The punk bands Ian Anderson thinks “owed more to progressive rock”
Back in the mid-1970s, when the pioneering abrasive, sneering sounds of punk rock revolution first crept over the airwaves, the scene immediately identified progressive rock as being its enemy of choice, but prog hero Ian Anderson reckons that some rebellious young punk upstarts owed more to the oft-maligned genre than they originally let on.
Progressive rock was, in many ways, the natural development of the psychedelic experimentation that dominated the counterculture era of the previous decade, but as prog stretched on it seemed to become more and more complex, diffuse, and self-aggrandising. With its half-hour keyboard solos and otherworldly narrative arcs stretching across entire albums, it represented the antithesis of punk’s DIY manifesto, and its determination to take rock and roll back to its rebellious roots.

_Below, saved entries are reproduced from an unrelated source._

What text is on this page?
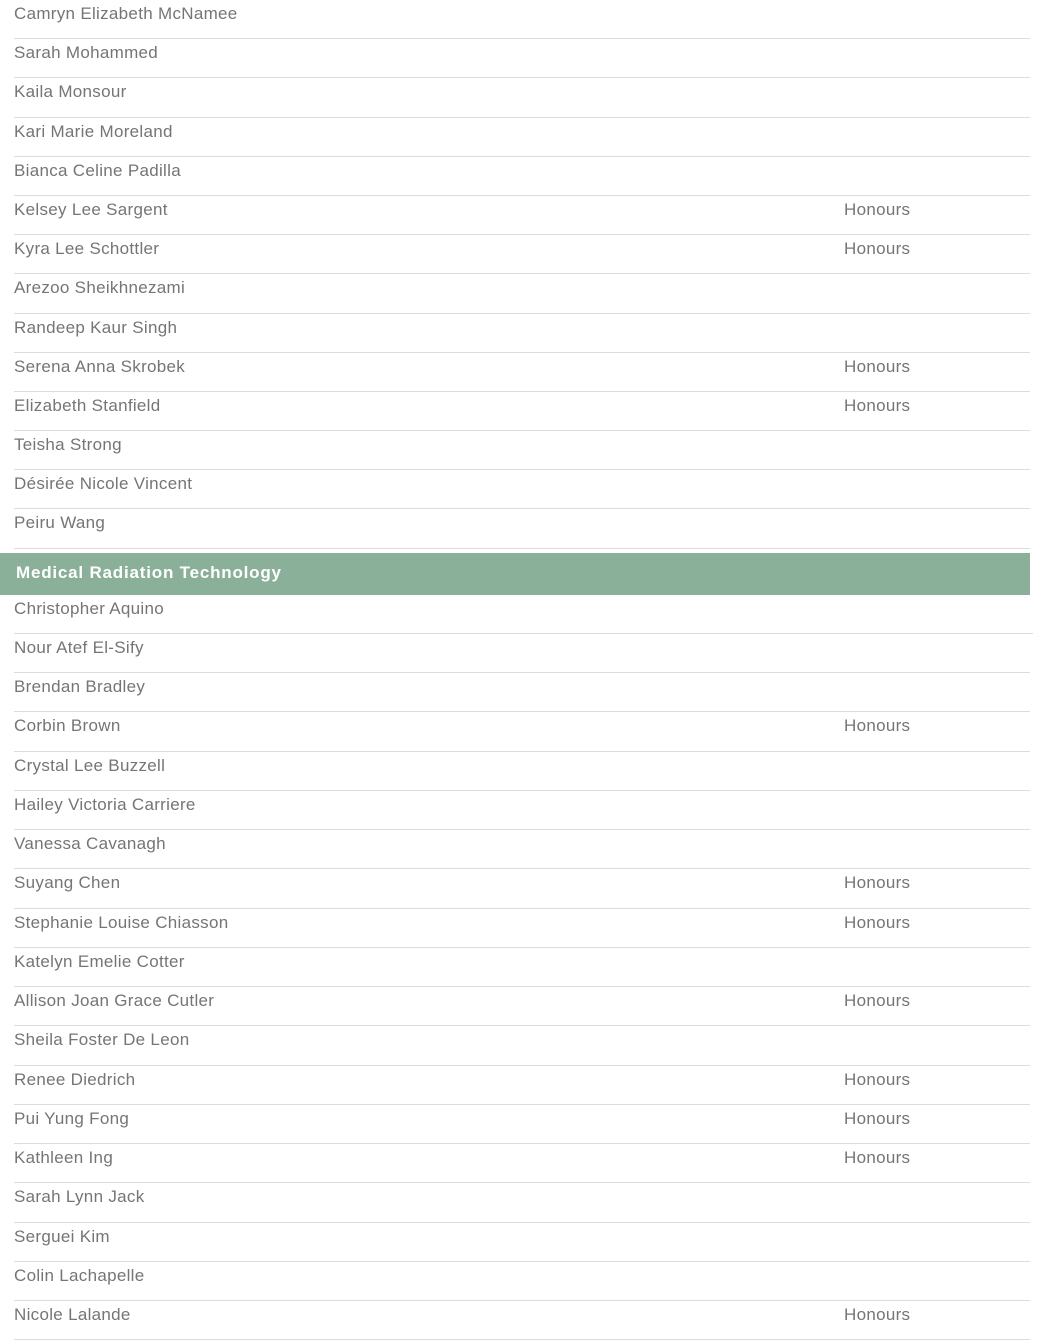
Camryn Elizabeth McNamee
Sarah Mohammed
Kaila Monsour
Kari Marie Moreland
Bianca Celine Padilla
Kelsey Lee Sargent	Honours
Kyra Lee Schottler	Honours
Arezoo Sheikhnezami
Randeep Kaur Singh
Serena Anna Skrobek	Honours
Elizabeth Stanfield	Honours
Teisha Strong
Désirée Nicole Vincent
Peiru Wang
Medical Radiation Technology
Christopher Aquino
Nour Atef El-Sify
Brendan Bradley
Corbin Brown	Honours
Crystal Lee Buzzell
Hailey Victoria Carriere
Vanessa Cavanagh
Suyang Chen	Honours
Stephanie Louise Chiasson	Honours
Katelyn Emelie Cotter
Allison Joan Grace Cutler	Honours
Sheila Foster De Leon
Renee Diedrich	Honours
Pui Yung Fong	Honours
Kathleen Ing	Honours
Sarah Lynn Jack
Serguei Kim
Colin Lachapelle
Nicole Lalande	Honours
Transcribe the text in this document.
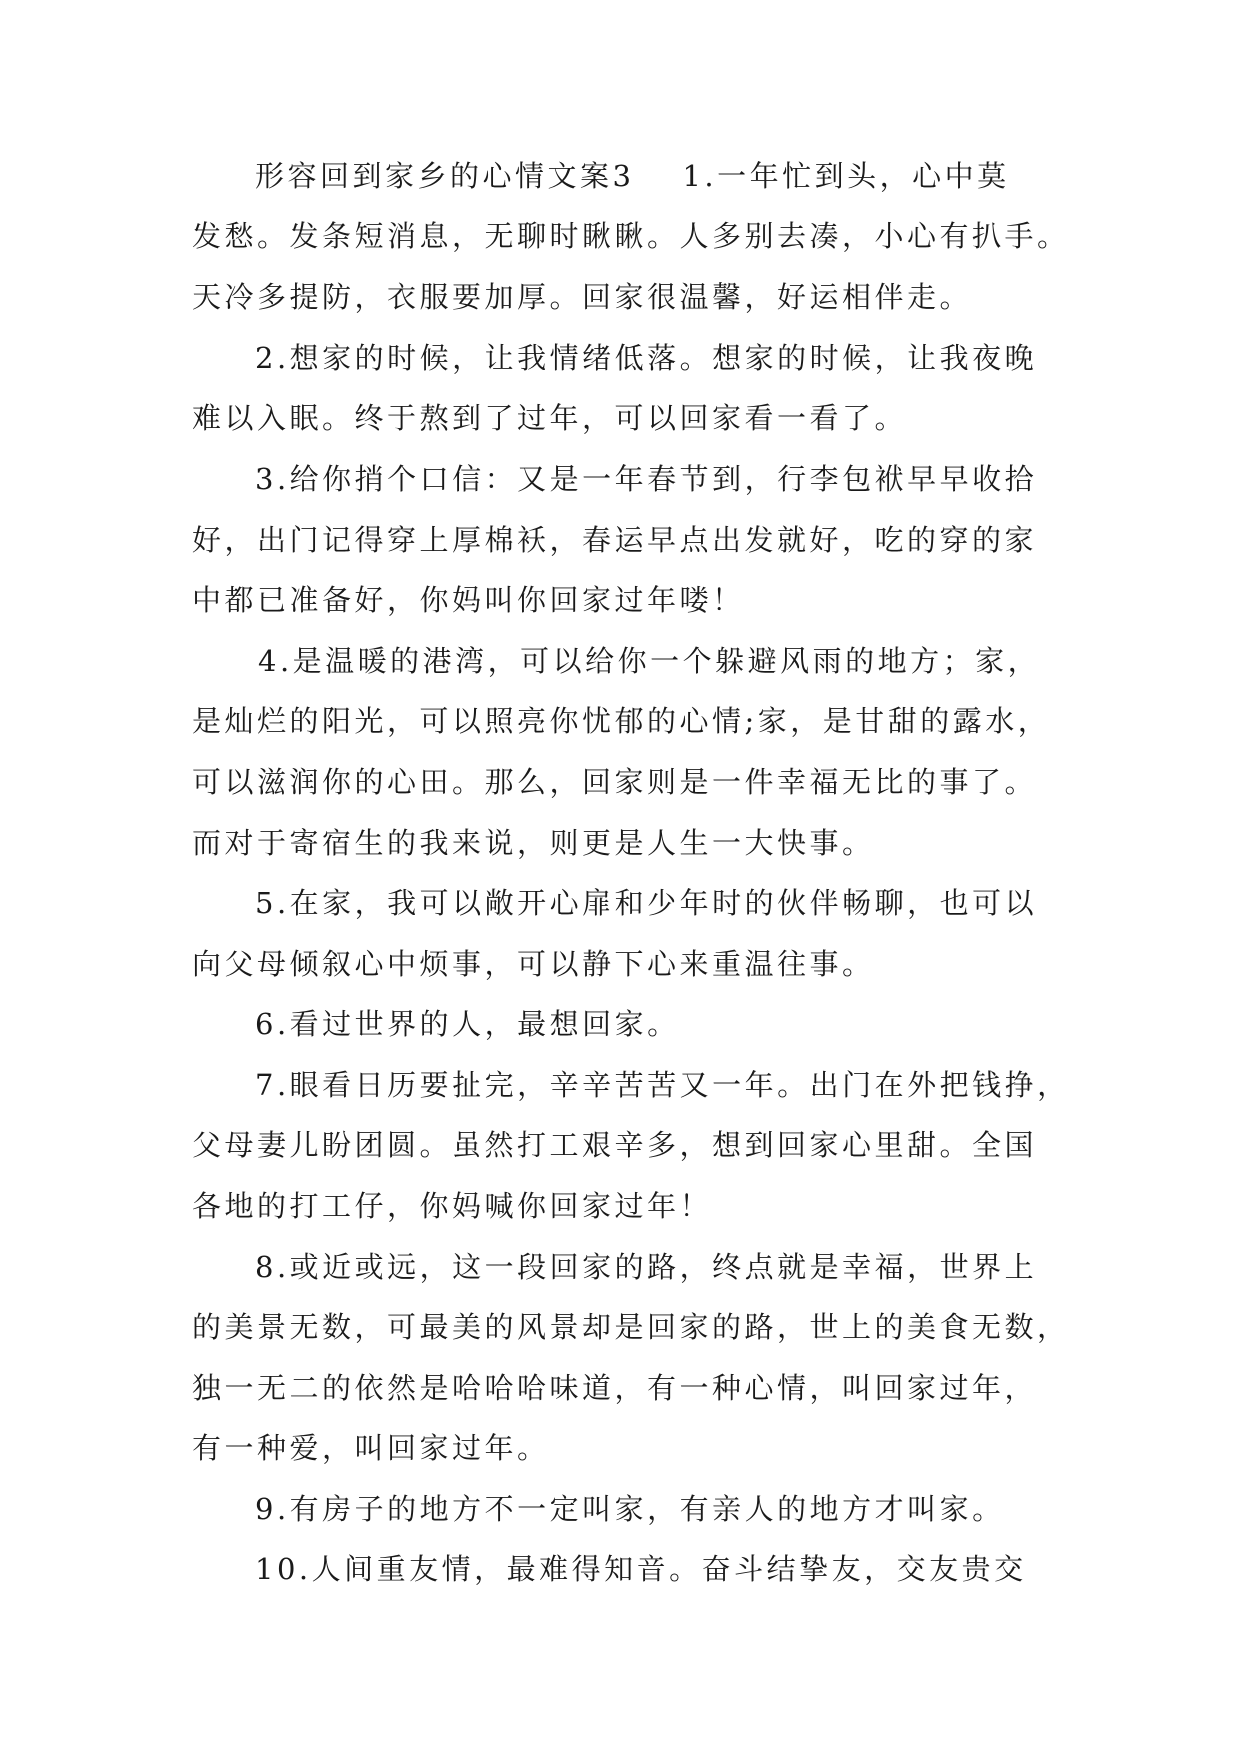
形容回到家乡的心情文案3 1.一年忙到头，心中莫
发愁。发条短消息，无聊时瞅瞅。人多别去凑，小心有扒手。
天冷多提防，衣服要加厚。回家很温馨，好运相伴走。
2.想家的时候，让我情绪低落。想家的时候，让我夜晚
难以入眠。终于熬到了过年，可以回家看一看了。
3.给你捎个口信：又是一年春节到，行李包袱早早收拾
好，出门记得穿上厚棉袄，春运早点出发就好，吃的穿的家
中都已准备好，你妈叫你回家过年喽！
4.是温暖的港湾，可以给你一个躲避风雨的地方；家，
是灿烂的阳光，可以照亮你忧郁的心情;家，是甘甜的露水，
可以滋润你的心田。那么，回家则是一件幸福无比的事了。
而对于寄宿生的我来说，则更是人生一大快事。
5.在家，我可以敞开心扉和少年时的伙伴畅聊，也可以
向父母倾叙心中烦事，可以静下心来重温往事。
6.看过世界的人，最想回家。
7.眼看日历要扯完，辛辛苦苦又一年。出门在外把钱挣，
父母妻儿盼团圆。虽然打工艰辛多，想到回家心里甜。全国
各地的打工仔，你妈喊你回家过年！
8.或近或远，这一段回家的路，终点就是幸福，世界上
的美景无数，可最美的风景却是回家的路，世上的美食无数，
独一无二的依然是哈哈哈味道，有一种心情，叫回家过年，
有一种爱，叫回家过年。
9.有房子的地方不一定叫家，有亲人的地方才叫家。
10.人间重友情，最难得知音。奋斗结挚友，交友贵交
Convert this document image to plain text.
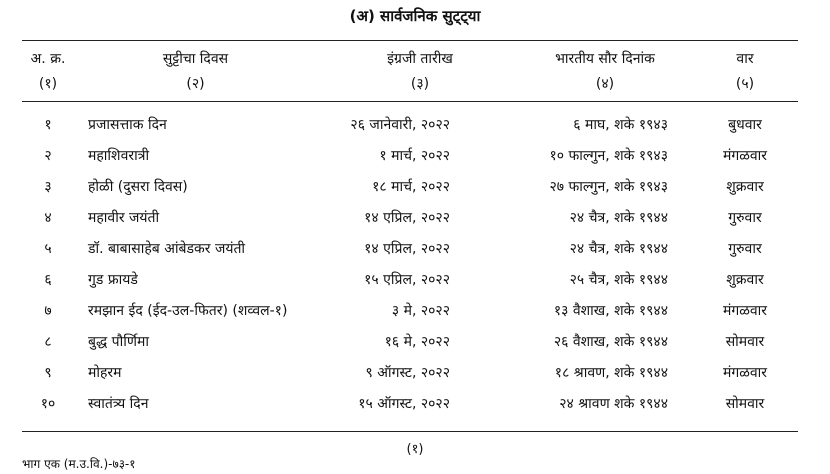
(अ) सार्वजनिक सुट्ट्या
अ. क्र.	सुट्टीचा दिवस	इंग्रजी तारीख	भारतीय सौर दिनांक	वार
(१)	(२)	(३)	(४)	(५)
१	प्रजासत्ताक दिन	२६ जानेवारी, २०२२	६ माघ, शके १९४३	बुधवार
२	महाशिवरात्री	१ मार्च, २०२२	१० फाल्गुन, शके १९४३	मंगळवार
३	होळी (दुसरा दिवस)	१८ मार्च, २०२२	२७ फाल्गुन, शके १९४३	शुक्रवार
४	महावीर जयंती	१४ एप्रिल, २०२२	२४ चैत्र, शके १९४४	गुरुवार
५	डॉ. बाबासाहेब आंबेडकर जयंती	१४ एप्रिल, २०२२	२४ चैत्र, शके १९४४	गुरुवार
६	गुड फ्रायडे	१५ एप्रिल, २०२२	२५ चैत्र, शके १९४४	शुक्रवार
७	रमझान ईद (ईद-उल-फितर) (शव्वल-१)	३ मे, २०२२	१३ वैशाख, शके १९४४	मंगळवार
८	बुद्ध पौर्णिमा	१६ मे, २०२२	२६ वैशाख, शके १९४४	सोमवार
९	मोहरम	९ ऑगस्ट, २०२२	१८ श्रावण, शके १९४४	मंगळवार
१०	स्वातंत्र्य दिन	१५ ऑगस्ट, २०२२	२४ श्रावण शके १९४४	सोमवार
(१)
भाग एक (म.उ.वि.)-७३-१
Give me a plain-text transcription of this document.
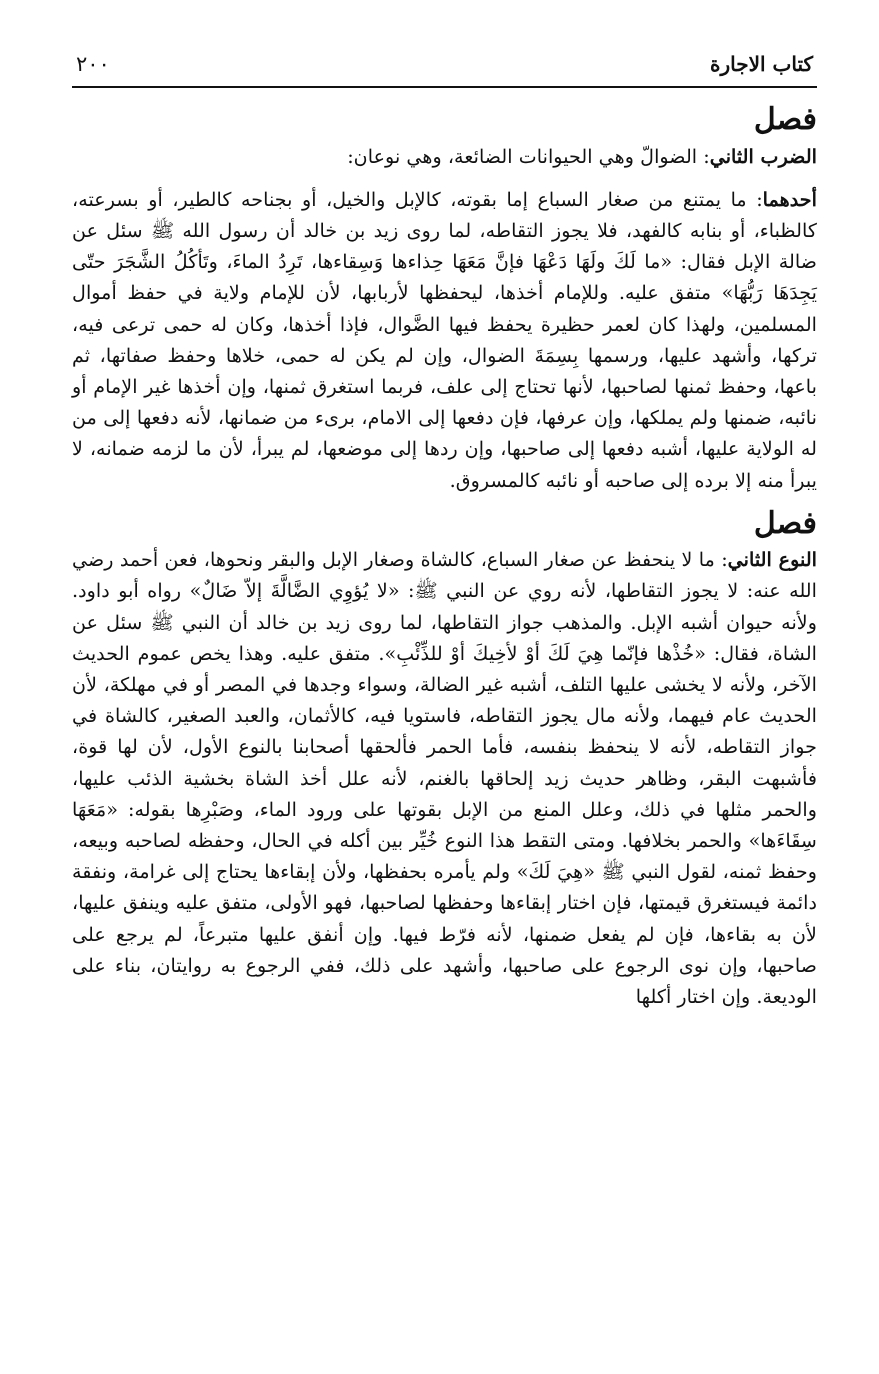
كتاب الاجارة
٢٠٠
فصل

الضرب الثاني: الضوالّ وهي الحيوانات الضائعة، وهي نوعان:

أحدهما: ما يمتنع من صغار السباع إما بقوته، كالإبل والخيل، أو بجناحه كالطير، أو بسرعته، كالظباء، أو بنابه كالفهد، فلا يجوز التقاطه، لما روى زيد بن خالد أن رسول الله ﷺ سئل عن ضالة الإبل فقال: «ما لَكَ ولَهَا دَعْهَا فإنَّ مَعَهَا حِذاءها وَسِقاءها، تَرِدُ الماءَ، وتَأكُلُ الشَّجَرَ حتّى يَجِدَهَا رَبُّهَا» متفق عليه. وللإمام أخذها، ليحفظها لأربابها، لأن للإمام ولاية في حفظ أموال المسلمين، ولهذا كان لعمر حظيرة يحفظ فيها الضَّوال، فإذا أخذها، وكان له حمى ترعى فيه، تركها، وأشهد عليها، ورسمها بِسِمَةَ الضوال، وإن لم يكن له حمى، خلاها وحفظ صفاتها، ثم باعها، وحفظ ثمنها لصاحبها، لأنها تحتاج إلى علف، فربما استغرق ثمنها، وإن أخذها غير الإمام أو نائبه، ضمنها ولم يملكها، وإن عرفها، فإن دفعها إلى الامام، برىء من ضمانها، لأنه دفعها إلى من له الولاية عليها، أشبه دفعها إلى صاحبها، وإن ردها إلى موضعها، لم يبرأ، لأن ما لزمه ضمانه، لا يبرأ منه إلا برده إلى صاحبه أو نائبه كالمسروق.

فصل

النوع الثاني: ما لا ينحفظ عن صغار السباع، كالشاة وصغار الإبل والبقر ونحوها، فعن أحمد رضي الله عنه: لا يجوز التقاطها، لأنه روي عن النبي ﷺ: «لا يُؤوِي الضَّالَّةَ إلاّ ضَالٌ» رواه أبو داود. ولأنه حيوان أشبه الإبل. والمذهب جواز التقاطها، لما روى زيد بن خالد أن النبي ﷺ سئل عن الشاة، فقال: «خُذْها فإنّما هِيَ لَكَ أوْ لأخِيكَ أوْ للذِّئْبِ». متفق عليه. وهذا يخص عموم الحديث الآخر، ولأنه لا يخشى عليها التلف، أشبه غير الضالة، وسواء وجدها في المصر أو في مهلكة، لأن الحديث عام فيهما، ولأنه مال يجوز التقاطه، فاستويا فيه، كالأثمان، والعبد الصغير، كالشاة في جواز التقاطه، لأنه لا ينحفظ بنفسه، فأما الحمر فألحقها أصحابنا بالنوع الأول، لأن لها قوة، فأشبهت البقر، وظاهر حديث زيد إلحاقها بالغنم، لأنه علل أخذ الشاة بخشية الذئب عليها، والحمر مثلها في ذلك، وعلل المنع من الإبل بقوتها على ورود الماء، وصَبْرِها بقوله: «مَعَهَا سِقَاءَها» والحمر بخلافها. ومتى التقط هذا النوع خُيِّر بين أكله في الحال، وحفظه لصاحبه وبيعه، وحفظ ثمنه، لقول النبي ﷺ «هِيَ لَكَ» ولم يأمره بحفظها، ولأن إبقاءها يحتاج إلى غرامة، ونفقة دائمة فيستغرق قيمتها، فإن اختار إبقاءها وحفظها لصاحبها، فهو الأولى، متفق عليه وينفق عليها، لأن به بقاءها، فإن لم يفعل ضمنها، لأنه فرّط فيها. وإن أنفق عليها متبرعاً، لم يرجع على صاحبها، وإن نوى الرجوع على صاحبها، وأشهد على ذلك، ففي الرجوع به روايتان، بناء على الوديعة. وإن اختار أكلها
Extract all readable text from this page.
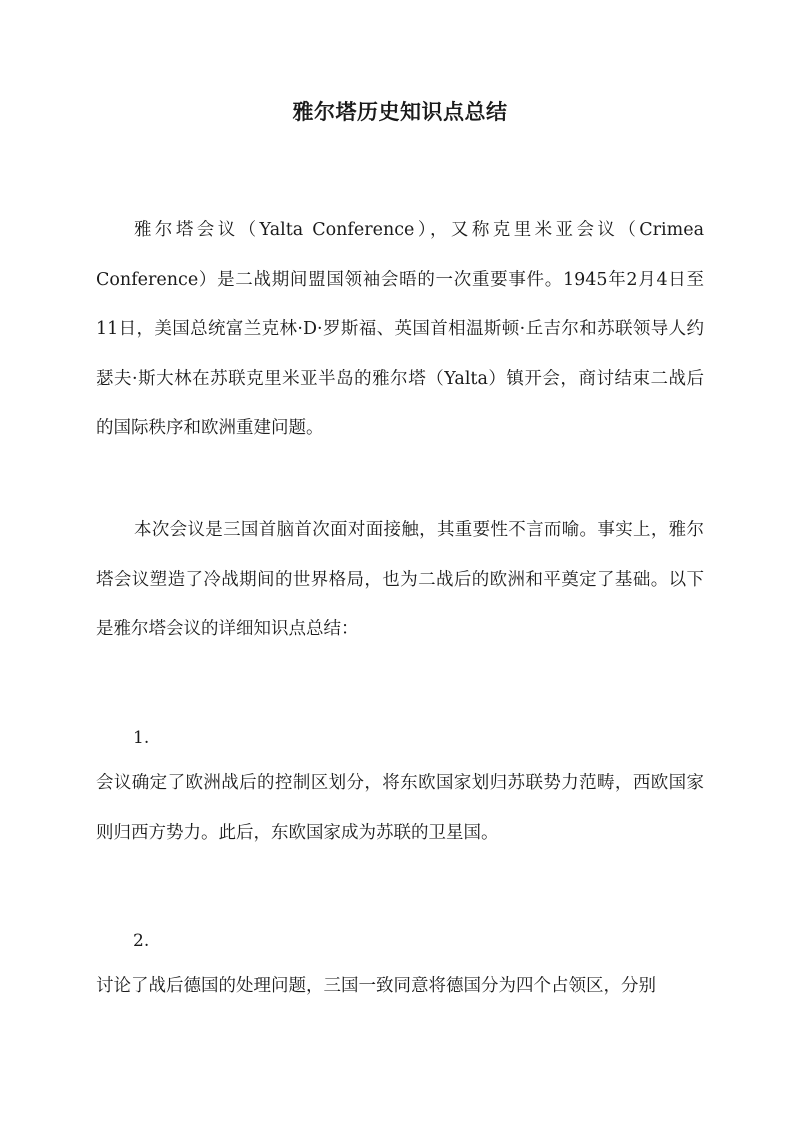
雅尔塔历史知识点总结

雅尔塔会议（Yalta Conference），又称克里米亚会议（Crimea Conference）是二战期间盟国领袖会晤的一次重要事件。1945年2月4日至11日，美国总统富兰克林·D·罗斯福、英国首相温斯顿·丘吉尔和苏联领导人约瑟夫·斯大林在苏联克里米亚半岛的雅尔塔（Yalta）镇开会，商讨结束二战后的国际秩序和欧洲重建问题。

本次会议是三国首脑首次面对面接触，其重要性不言而喻。事实上，雅尔塔会议塑造了冷战期间的世界格局，也为二战后的欧洲和平奠定了基础。以下是雅尔塔会议的详细知识点总结：

1.

会议确定了欧洲战后的控制区划分，将东欧国家划归苏联势力范畴，西欧国家则归西方势力。此后，东欧国家成为苏联的卫星国。

2.

讨论了战后德国的处理问题，三国一致同意将德国分为四个占领区，分别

After all, it was more or less unthinkable that somebody with no musical experience could pick up a keyboard and become the next Rick Wakeman, but anybody who could steal a guitar and learn three barre chords could give Steve Jones or Joe Strummer a run for their money. Thus, the two musical movements were pitched as natural enemies.
In hindsight, though, the battle between prog and punk wasn’t always so binary. A lot of the safety-pinned revolutionaries populating the stage of The Roxy Club, after all, had grown up listening to the likes of Yes, King Crimson, and, of course, Jethro Tull. “It was a movement that lasted only a little while,” Tull’s Ian Anderson later said of the punk era. “It evolved very quickly.”
A core part of that evolution, at least in the eyes of Anderson, was the eventual adoption of some elements of prog rock into the punk repertoire. Sure, the fantasy narratives and keyboard solos were hardly going to shoehorn themselves into ‘White Riot’ or Nevermind The Bollocks, but some of the groups that arrived towards the latter stages of punk’s relevancy did bear the lineage of prog within their sound.
“You had bands like the Police and the Stranglers,” Anderson told Magnet Magazine in 2018. “And they owed more to progressive rock, though they took on some of punk’s trappings because that was their entry into making a living in music at the time.”
Seemingly, they weren’t the only ones, either. “On more than one occasion, Johnny Rotten has cited that Aqualung was a huge influence on him as a young wannabe musician,” the songwriter added.
On initial glance, it might seem strange to group The Stranglers with Sting’s outfit, given the very clear disparities in their sound and sensibilities. However, both groups were indeed essential in taking the core spirit of punk, with its DIY ethos and youthful rebellion, and thrusting it into the mainstream consciousness by blending the scene with more palatable influences.
Anderson didn’t see fit to expand upon exactly which bits of The Police’s discography – or The Stranglers’, for that matter – owed itself to progressive rock, but both groups seemed to adopt increasingly complex song structures as they went on, incorporating a wealth of different musical influences as they went.
So, in the end, perhaps progressive rock wasn’t the ultimate enemy of punk at all, it just took punks a little while to fully appreciate the appeal of the prog scene.